Basilian House cooks Ruby Justice and Juanita Rogers have been on the scene so long that they know a lot more about the priests than the one who likes his beef rare or well-done. Father Ihnatowicz, they point out, knew personally the priest who turned out to be first Polish pope. “I wrote for his diocesan paper when he was a bishop,” Father Ihnatowicz says. “We used to talk about articles. He was quite an editor.” Who would have thought it? The famous John Paul II once was a member of the media.
Father Ted Baenziger—who considers himself “pi-lingual” because “at any one given time I know about 3.14 languages”—holds a doctorate in foreign languages from the renowned Sorbonne in France,. He is witty in explaining why he prefers his prize-winning orchids to grass. With his rapid fire, antic delivery, he reminds you of Robin Williams: “Even though I am on the garden committee, I will not cut grass. Grass is useless. I won’t have anything to do with grass. It’s neutral. It does nothing. It’s some American fetish. People act as if having a lawn means you’re a good person . . . that you’re neat because your grass is neat. It doesn’t mean that at all. It means for some reason you have a fetish about grass. Cutting grass reminds me of those old butch haircuts in the ‘50s that I hated. It’s some weird status symbol. From an ecological point of view, it’s doing nothing. People need to understand that.” And how does Father Jack Gallagher, the other gardener, respond to this tirade? “I like grass,” he says.
It is safe to say you will have to search a long, long time before finding another ex-college president (he also served a stint as president of Saint John Fisher College in New York) who lives in the unassuming fashion of Father Braden. It is also safe to say that the characteristics you see in this man who caught malaria in Niger as a missionary are typical of the Basilians at UST. While Father Braden, who has long taught physics at the University, was also UST’s first director of the physical plant (he wired the General Office), other priests such as Father George Hosko have made their contributions to the smooth running of the University.

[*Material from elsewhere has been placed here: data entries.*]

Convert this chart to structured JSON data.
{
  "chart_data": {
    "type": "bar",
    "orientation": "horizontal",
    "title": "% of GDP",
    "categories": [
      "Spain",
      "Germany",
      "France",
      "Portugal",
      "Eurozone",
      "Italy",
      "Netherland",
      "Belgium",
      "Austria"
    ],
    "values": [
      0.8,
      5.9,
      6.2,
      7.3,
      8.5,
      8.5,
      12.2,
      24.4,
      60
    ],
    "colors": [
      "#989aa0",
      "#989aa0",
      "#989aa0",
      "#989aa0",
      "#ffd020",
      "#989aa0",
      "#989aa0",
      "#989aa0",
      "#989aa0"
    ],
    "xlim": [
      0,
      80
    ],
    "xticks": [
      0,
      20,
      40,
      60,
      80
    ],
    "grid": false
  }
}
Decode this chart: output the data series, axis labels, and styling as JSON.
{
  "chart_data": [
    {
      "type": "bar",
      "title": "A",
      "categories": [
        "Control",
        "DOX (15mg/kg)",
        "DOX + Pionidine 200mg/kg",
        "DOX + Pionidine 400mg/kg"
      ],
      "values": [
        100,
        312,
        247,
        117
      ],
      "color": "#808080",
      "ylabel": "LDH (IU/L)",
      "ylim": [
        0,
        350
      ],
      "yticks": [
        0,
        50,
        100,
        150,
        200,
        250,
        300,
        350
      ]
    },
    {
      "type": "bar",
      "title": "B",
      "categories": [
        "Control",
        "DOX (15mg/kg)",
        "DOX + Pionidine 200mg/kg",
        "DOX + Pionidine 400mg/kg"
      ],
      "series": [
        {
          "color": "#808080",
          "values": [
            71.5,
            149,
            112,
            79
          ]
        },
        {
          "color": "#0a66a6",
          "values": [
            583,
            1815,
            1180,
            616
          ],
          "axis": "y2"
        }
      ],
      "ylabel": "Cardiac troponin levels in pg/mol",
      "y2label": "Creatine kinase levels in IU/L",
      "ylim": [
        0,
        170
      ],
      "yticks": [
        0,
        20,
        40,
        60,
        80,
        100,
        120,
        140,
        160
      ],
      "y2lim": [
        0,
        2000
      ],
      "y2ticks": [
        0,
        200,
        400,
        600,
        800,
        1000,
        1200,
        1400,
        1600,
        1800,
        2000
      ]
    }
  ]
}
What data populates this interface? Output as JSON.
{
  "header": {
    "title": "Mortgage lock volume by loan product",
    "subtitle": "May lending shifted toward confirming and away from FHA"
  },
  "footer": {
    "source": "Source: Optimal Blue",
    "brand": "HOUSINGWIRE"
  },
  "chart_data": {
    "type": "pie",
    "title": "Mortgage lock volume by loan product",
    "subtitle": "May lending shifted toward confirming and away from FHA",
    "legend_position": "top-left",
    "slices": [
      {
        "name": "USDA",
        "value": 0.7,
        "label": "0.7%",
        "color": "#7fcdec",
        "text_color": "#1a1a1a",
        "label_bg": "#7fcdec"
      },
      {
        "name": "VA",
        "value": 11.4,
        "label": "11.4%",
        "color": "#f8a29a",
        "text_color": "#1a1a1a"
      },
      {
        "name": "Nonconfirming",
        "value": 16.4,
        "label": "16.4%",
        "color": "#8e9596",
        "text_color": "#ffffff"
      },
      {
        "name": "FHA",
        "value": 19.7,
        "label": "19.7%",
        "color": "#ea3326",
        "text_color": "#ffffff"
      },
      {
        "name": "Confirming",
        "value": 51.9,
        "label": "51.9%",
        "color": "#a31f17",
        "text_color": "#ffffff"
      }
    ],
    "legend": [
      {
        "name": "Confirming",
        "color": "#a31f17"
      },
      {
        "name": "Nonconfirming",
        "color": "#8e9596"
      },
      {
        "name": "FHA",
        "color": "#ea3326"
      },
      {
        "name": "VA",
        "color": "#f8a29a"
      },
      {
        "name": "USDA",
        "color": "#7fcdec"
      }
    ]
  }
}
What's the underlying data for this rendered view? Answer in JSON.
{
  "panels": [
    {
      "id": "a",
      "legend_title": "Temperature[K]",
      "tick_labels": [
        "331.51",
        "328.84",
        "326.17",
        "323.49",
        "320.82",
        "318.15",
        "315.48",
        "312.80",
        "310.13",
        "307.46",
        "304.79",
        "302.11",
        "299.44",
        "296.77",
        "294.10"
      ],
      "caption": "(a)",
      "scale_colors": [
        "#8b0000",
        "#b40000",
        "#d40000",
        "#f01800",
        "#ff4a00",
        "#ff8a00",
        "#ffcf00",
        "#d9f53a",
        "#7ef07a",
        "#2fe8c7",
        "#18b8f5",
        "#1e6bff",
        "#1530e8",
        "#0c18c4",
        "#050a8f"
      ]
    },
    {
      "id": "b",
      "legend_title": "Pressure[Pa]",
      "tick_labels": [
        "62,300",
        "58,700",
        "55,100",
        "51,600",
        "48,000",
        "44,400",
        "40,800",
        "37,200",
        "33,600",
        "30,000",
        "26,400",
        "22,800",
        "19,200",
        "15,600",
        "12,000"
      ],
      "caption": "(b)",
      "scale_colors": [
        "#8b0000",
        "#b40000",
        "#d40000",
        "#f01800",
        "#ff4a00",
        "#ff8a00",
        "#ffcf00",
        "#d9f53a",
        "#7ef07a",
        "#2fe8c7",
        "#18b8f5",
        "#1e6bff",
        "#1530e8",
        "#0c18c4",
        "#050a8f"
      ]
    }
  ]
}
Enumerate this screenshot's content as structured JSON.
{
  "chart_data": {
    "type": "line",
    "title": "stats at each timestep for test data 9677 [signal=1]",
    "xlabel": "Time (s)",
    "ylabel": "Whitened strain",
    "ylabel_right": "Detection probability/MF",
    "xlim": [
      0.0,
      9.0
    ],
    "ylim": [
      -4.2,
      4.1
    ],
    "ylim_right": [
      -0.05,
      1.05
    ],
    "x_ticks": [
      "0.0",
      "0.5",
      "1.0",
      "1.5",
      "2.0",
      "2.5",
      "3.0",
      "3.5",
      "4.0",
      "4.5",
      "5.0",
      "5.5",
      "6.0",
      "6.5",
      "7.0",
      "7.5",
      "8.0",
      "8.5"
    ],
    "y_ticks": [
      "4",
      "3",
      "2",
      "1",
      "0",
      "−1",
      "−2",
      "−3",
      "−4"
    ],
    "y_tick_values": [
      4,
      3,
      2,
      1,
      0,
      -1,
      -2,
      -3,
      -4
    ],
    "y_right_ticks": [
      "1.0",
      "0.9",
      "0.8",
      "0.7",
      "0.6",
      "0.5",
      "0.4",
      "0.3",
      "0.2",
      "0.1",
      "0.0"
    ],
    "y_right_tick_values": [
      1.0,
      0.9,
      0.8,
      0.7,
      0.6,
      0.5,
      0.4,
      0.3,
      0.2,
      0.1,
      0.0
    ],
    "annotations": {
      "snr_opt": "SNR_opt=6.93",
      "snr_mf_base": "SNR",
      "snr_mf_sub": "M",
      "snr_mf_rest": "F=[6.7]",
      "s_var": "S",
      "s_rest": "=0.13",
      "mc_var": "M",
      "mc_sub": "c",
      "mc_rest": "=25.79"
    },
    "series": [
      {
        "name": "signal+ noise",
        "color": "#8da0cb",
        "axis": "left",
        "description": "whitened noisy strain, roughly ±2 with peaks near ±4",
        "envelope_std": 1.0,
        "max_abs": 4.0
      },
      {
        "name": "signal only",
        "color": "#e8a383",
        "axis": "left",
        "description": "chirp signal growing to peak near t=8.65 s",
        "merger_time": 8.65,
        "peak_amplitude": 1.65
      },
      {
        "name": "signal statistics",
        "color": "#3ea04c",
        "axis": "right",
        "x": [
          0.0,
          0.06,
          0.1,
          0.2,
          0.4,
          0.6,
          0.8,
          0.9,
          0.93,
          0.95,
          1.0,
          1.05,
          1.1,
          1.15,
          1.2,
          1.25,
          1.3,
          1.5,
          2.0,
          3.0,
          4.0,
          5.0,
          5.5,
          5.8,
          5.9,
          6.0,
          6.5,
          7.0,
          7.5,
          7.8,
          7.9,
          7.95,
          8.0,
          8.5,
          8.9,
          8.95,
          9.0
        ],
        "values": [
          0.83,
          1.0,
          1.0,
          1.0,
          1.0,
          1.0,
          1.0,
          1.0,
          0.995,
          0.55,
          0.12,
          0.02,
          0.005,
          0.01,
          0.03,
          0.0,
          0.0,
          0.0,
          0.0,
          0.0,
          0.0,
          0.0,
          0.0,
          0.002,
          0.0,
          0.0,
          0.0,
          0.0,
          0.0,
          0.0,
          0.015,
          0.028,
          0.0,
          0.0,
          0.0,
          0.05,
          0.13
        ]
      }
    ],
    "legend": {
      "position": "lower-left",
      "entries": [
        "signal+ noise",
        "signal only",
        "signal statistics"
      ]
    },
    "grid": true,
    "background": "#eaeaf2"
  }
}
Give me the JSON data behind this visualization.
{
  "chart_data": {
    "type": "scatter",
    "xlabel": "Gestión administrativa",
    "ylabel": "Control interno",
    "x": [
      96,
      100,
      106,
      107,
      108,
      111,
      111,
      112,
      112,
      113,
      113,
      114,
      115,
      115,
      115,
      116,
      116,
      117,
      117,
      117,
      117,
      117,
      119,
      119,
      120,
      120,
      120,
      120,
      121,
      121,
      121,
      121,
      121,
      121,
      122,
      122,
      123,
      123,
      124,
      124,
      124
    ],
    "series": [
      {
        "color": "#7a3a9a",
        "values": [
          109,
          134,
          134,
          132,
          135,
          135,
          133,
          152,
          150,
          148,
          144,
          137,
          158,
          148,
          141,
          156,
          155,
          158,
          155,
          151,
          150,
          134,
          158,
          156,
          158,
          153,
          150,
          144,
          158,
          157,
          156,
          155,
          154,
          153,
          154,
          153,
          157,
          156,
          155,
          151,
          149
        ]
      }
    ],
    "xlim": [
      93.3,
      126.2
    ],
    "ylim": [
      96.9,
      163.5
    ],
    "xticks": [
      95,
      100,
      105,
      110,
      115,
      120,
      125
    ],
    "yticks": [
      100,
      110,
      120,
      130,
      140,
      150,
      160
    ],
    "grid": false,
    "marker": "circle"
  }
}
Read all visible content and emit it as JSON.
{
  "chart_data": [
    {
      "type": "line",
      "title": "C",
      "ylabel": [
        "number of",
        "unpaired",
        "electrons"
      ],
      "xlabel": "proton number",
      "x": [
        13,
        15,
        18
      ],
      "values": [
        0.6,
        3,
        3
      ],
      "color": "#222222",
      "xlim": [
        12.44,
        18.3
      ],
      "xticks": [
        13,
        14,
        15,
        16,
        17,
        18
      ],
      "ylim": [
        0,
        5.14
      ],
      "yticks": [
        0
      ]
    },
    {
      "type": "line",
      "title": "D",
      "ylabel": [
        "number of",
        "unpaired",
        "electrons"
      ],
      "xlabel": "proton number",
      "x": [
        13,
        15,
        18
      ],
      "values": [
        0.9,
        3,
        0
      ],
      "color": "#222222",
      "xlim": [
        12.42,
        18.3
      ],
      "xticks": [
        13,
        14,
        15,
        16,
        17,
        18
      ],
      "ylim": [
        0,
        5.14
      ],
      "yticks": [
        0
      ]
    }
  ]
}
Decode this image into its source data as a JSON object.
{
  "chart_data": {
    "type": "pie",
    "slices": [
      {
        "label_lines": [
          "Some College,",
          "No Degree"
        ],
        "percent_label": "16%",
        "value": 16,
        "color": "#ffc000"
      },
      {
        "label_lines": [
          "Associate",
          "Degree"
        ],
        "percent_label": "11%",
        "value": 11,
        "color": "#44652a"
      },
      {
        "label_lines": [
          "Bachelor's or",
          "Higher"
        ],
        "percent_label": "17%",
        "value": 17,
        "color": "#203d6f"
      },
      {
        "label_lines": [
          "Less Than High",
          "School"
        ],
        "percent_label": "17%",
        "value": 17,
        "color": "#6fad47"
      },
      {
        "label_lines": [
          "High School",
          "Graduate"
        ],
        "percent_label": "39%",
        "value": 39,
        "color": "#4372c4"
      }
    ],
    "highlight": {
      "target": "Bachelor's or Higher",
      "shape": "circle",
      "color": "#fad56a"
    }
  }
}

He now occupies a busy desk as the librarian in charge of interlibrary loans.

It took courage for the Basilians to open UST with 57 students in 1947; with little money on hand they gave Houstonians an opportunity for a higher education with a definitive Catholic character. Father Brezik, for instance, now retired, was instrumental in establishing the justly famous Center for Thomistic Studies at UST. The range of the priests’ involvement throughout the years is striking, from the philosophy taught by Father James Keon and the mathematics by Father Harold O’Leary to the wide-ranging archeological interests of Father Edward Bader. Similarly, the current religious superior of the community, Father Robert Crooker, a Houstonian whose studies and service to the Church have taken him to Europe, Canada, and, in Texas, to the Diocese of Las Cruces, has recently resumed teaching as an adjunct in the department of theology. “Though the Basilians make up only a small minority of the faculty now that the University has grown, they are still the very essence of UST,” says Dr. Louie Galloway II, a professor of physics. “The core curriculum of arts and sciences they insisted on for a liberal arts university, with a strong dose of theology and philosophy, emphasizes not only how to make a living but how to make a life. Our students learn how to reason. It is the kind of core that other schools are now trying to imitate.”
“I think the more people find out about us,” Father Braden says, “the more they like us.”